The complaint in this action, in substance, alleges that the parties hereto had theretofore entered into a copartnership to engage in the sheep business, and after detailing various matters done and to he done thereunder, sets forth that appellant agreed to turn into the partnership a certain hand of sheep, consisting of eighteen hundred ewes, which he then claimed to own individually, one-half of the reasonable value thereof to he paid therefor by the respondent out of his one-half of the profits to he realized from the partnership business; that thereafter respondent devoted all of his time to the partnership business and the care of such sheep, and advanced and expended for the use and benefit of the partnership *330$1,459. It is further alleged that, in March, 1918, appellant assumed exclusive possession of all the partnership property and affairs, commingled the sheep referred to with sheep belonging to others, and clipped and sold the wool therefrom, appropriating the proceeds to his own use, and refused to account therefor, with intent to deprive respondent of his interest in the partnership. The prayer of the complaint is that the partnership be dissolved, an accounting be had, the partnership property be sold, and after the payment of the partnership debts, the proceeds be divided according to the respective interests of the copartnership, and for general relief. The answer is a general denial. The cause was tried as an equitable one to the court, and after hearing all the evidence, the trial court orally gave his opinion, in which he held that the undertaking was a joint venture or limited partnership ; but because the eighteen hundred ewes which appellant had agreed to turn into the partnership did not belong to him, being then and ever since the property of another partnership, composed of appellant and one Smithson, who is not a party here, that the partnership under consideration gained no title to the sheep, and therefore there was no partnership property to be accounted for, sold or divided; that the pleadings would be considered amended to conform to the proof, and because of appellant’s misrepresentations as to the ownership of the sheep, upon which respondent relied, respondent would be entitled to recover to the extent of his advances and expenditures in money and services. Findings and judgment followed in favor of the respondent for $1,452 and costs, from which this appeal is prosecuted.
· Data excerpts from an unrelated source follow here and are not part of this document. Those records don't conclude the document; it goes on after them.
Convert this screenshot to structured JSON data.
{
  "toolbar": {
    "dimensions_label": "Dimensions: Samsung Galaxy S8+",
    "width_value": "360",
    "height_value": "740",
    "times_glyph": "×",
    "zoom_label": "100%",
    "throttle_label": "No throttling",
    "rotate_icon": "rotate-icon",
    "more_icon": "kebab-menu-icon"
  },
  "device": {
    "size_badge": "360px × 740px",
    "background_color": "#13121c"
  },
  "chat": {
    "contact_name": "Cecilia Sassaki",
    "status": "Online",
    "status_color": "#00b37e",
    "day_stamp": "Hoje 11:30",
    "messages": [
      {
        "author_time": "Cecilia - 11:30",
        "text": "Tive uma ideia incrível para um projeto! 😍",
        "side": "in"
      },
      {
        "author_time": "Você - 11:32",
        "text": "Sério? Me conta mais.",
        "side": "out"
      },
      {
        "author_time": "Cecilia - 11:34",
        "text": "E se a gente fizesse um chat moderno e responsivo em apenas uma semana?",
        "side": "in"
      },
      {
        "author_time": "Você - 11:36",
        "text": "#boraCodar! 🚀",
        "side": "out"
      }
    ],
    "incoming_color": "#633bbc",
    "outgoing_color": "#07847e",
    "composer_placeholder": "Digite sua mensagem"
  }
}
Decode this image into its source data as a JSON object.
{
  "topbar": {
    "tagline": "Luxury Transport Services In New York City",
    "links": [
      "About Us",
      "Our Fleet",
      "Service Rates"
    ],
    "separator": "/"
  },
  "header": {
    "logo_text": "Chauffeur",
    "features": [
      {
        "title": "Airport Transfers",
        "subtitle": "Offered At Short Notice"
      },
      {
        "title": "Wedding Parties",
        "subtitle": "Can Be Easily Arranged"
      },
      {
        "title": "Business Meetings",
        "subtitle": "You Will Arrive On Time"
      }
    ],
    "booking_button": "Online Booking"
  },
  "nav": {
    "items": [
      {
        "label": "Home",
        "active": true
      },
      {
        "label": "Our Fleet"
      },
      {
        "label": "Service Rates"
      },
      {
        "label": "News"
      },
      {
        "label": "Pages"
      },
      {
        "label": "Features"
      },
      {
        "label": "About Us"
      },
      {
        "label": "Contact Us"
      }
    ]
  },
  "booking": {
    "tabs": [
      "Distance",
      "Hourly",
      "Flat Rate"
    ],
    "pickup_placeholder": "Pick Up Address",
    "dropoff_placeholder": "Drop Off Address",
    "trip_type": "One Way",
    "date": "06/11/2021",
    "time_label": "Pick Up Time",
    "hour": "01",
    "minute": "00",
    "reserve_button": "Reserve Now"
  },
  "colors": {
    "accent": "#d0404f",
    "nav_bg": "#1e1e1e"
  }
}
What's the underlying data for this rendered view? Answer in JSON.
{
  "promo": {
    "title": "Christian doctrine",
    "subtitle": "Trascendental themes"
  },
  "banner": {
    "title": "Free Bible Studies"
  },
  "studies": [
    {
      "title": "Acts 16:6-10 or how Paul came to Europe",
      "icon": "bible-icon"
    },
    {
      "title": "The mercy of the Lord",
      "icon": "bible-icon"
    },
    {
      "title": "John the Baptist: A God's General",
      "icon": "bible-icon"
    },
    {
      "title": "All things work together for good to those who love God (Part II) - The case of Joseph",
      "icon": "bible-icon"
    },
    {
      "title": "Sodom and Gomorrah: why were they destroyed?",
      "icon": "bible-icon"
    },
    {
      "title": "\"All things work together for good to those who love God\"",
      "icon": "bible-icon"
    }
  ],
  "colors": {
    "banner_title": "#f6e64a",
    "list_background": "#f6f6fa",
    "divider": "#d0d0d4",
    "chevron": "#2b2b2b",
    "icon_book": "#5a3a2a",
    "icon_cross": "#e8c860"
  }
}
Appellant’s main contention here is that the court erred in rendering judgment in effect for damages instead of dismissing the action when it was found that *331there was no partnership assets to he divided. While it appears that respondent knew before he brought the action that Smithson claimed some interest in the sheep referred to, yet it is not claimed nor intimated that he acted in bad faith in framing his complaint upon the theory which he did, and there is nothing to warrant us in so finding. Assuming, then, that the theory of the complaint was adopted in good faith, did the court err? We think not. In Browder v. Phinney, 30 Wash. 74, 70 Pac. 264, it was held by this court that the superior court is a court of general jurisdiction, with power to hear and determine both legal and equitable issues, and that when the court is advised as to the facts in a case of which it has jurisdiction, it should apply the proper remedy, be it legal or equitable, since a party is not to be turned out of court if entitled to any relief under the pleaded facts. This rule has been followed in many cases, among which are: Brown v. Baldwin, 46 Wash. 106, 89 Pac. 483; Maitland v. Purdy, 49 Wash. 575, 96 Pac. 154; Pacific Iron & Steel Works v. Goerig, 55 Wash. 149, 104 Pac. 151; Dolan v. Cain, 59 Wash. 259, 109 Pac. 1009; Hewett v. Dole, 69 Wash. 163, 124 Pac. 374; Coliseum Investment Co. v. King County, 72 Wash. 687, 131 Pac. 245, and Salt v. Anderson, 107 Wash. 149, 180 Pac. 873.
But it is contended that the case was tried upon the theory that whether or not the partnership existed was the paramount if not the sole issue, and had appellant known that the judgment for damages would follow, he could and would have introduced proof disputing or disproving the items which the court allowed, and might, as a matter of right, have demanded a jury trial. The answer is that, when the trial court orally announced his findings, appellant did not call these matters to his attention, nor ask for leave to introduce such further proof, or file his demand for a *332jury trial. In the absence of some such action below, this question cannot be raised and reviewed here. Dolan v. Cain and Pacific Iron & Steel Works v. Goerig, supra.
All other errors assigned relate to the sufficiency of the evidence to support the findings and judgment. We have carefully read the entire record, and we cannot hold that the evidence preponderates against the findings of the trial court in any respect.
Judgment affirmed.
Holcomb, C. J., Fullerton, Mount, and Bridges, JJ., concur.